Dänemark erhöht Alarmbereitschaft nach mysteriösen Drohnensichtungen
Dänemark richtet seinen Blick sorgenvoll gen Himmel, nachdem abermals Drohnensichtungen an mehreren Flughäfen des Landes gemeldet wurden. Infolge dieser Vorkommnisse, die als 'hybrider Angriff' eingestuft werden, hat die dänische Regierung die Alarmbereitschaft erhöht. Ministerpräsidentin Mette Frederiksen betonte nach einer Krisensitzung mit Nato-Generalsekretär Mark Rutte die Brisanz der Lage. Auch in Deutschland äußerte Verteidigungsminister Boris Pistorius seine Besorgnis: 'Wir sind nicht im Krieg, aber wir sind auch nicht mehr im kompletten Frieden.'
Die dänischen Verantwortlichen vermuten hinter den Vorfällen einen professionellen Akteur, auch wenn die Identität bislang unklar bleibt. Verteidigungsminister Troels Lund Poulsen warnte bei einer Pressekonferenz in Kopenhagen vor der systematischen Natur der Operation. Trotz der bedeutenden Vorfälle sieht Lund Poulsen keine direkte militärische Bedrohung für das Land. Russland reagierte prompt auf die Spekulationen und wies in einer Mitteilung jegliche Verantwortung von sich. Dennoch schließen die dänischen Behörden keine Möglichkeit aus.

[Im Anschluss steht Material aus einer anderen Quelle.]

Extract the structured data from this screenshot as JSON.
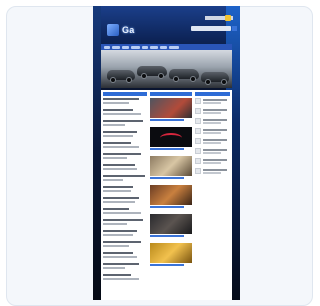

Die Drohnensichtungen in Dänemark häuften sich jüngst über kritischer Infrastruktur, darunter Flughäfen, Militäranlagen, Ölfelder und Häfen. Die Polizei musste sogar zeitweise den Luftraum über dem Flughafen Aalborg sperren. Auch von Schiffen in der Nordsee wurden Sichtungen gemeldet, diese seien jedoch noch nicht bestätigt. Der Nationale Krisenstab erhöhte daraufhin die Einsatzbereitschaft und erwägt, den Nato-Artikel 4 zu aktivieren, um Beratungen innerhalb der Allianz zu initiieren.

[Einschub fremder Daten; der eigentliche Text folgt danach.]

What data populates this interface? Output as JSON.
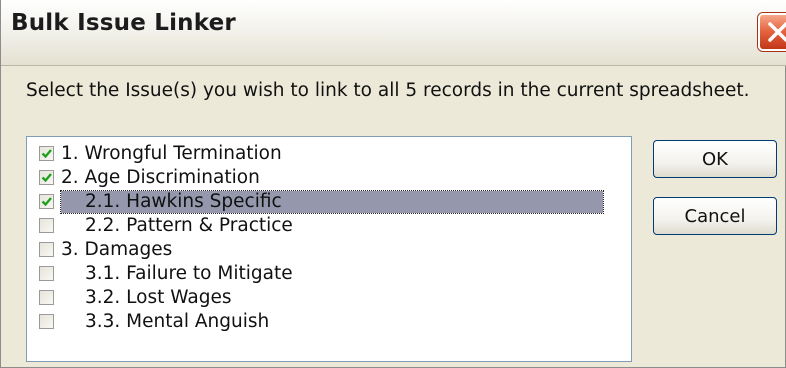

Erst kürzlich kam es in Kopenhagen zu massiven Störungen, als Drohnensichtungen den dortigen Flughafen lahmlegten. Rund 100 Flüge wurden gestrichen, was zu erheblichen Umstellungen im Reiseverkehr führte. Frederiksen bezeichnete dies als den 'bislang schwersten Anschlag auf dänische kritische Infrastruktur'.
Während die Ermittlungen weiterlaufen, bleibt die Sicherheitslage angespannt, auch wenn der reguläre Flugbetrieb in Kopenhagen mittlerweile wieder aufgenommen wurde. Die Drohnenaktivitäten werfen Schatten auf die sonst so sichere Luftfahrtinfrastruktur Dänemarks und stellen die Sicherheitsbehörden vor neue Herausforderungen. Der Vorfall ist ein Weckruf für die internationale Gemeinschaft, sich der Realität hybrider Bedrohungen zu stellen und gemeinsam Lösungen zu suchen.